Search Hardware Requirements

The hardware requirements of search are somewhat undefined…. why? Because we are dealing with a variety of document types with all sorts of content. A 10M PDF might contain only 10K of indexable content, and a 100K email message might contain 99K of indexable content, this makes it difficult to come up with anything precise about the size of the index.

I have recently moved to not storing the digested content in the index to reduce the size of the index. Since the index records are now just offsets into a terms vector the compression is far greater than before.

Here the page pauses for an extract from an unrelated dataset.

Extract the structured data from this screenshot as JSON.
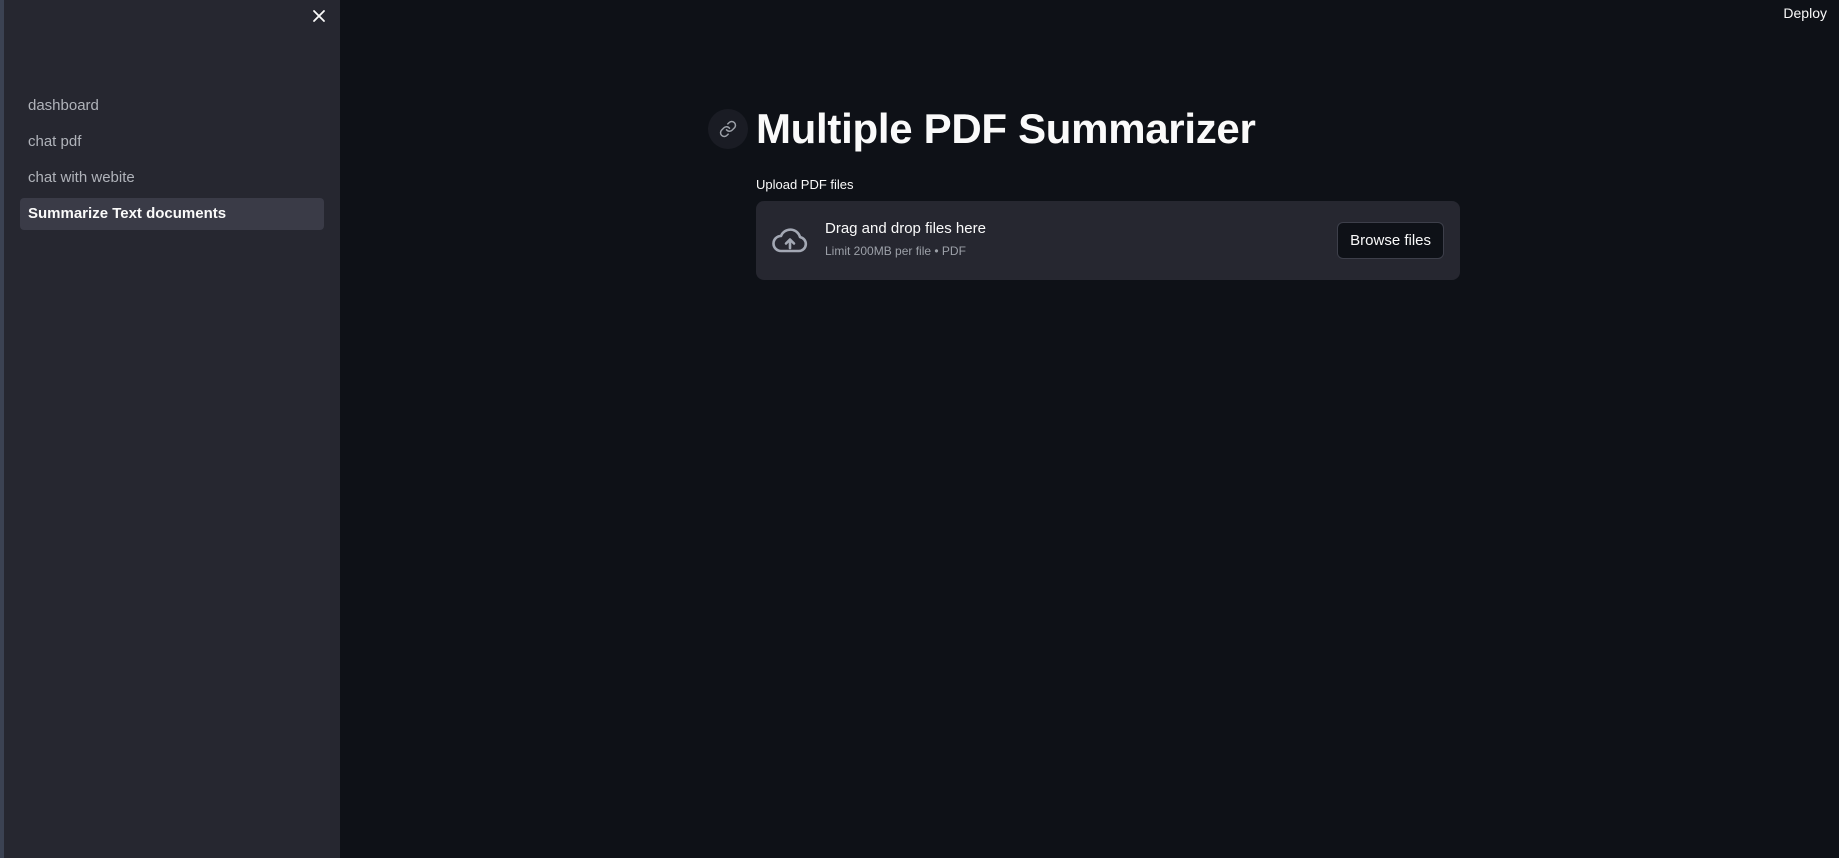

Sakai search, being based on Lucene is quite similar to Nutch which informed parts of its indexing operation, so perhaps some of the metrics from the Nutch community are valid. They indicate that 100M documents will require 1TB of index space. A single node with 1 search query per second can handle 20M documents, and at 20 search queries per node, the node can handle 2M documents with 4G of ram. They must be thinking of 64 bit architectures. I suspect that this level of performance is an order of magnitude greater than required by Sakai, but if we look at the space requirements we might get 10G per 1M documents. Obviously the mix of documents is different from a typical search engine load. In version upto now, we haven’t reached that target, on an earlier version with uncompressed full content in the index we were only getting 50% compression on the original size…. the later trunk code should improve this as I think is has already done for Cape Town.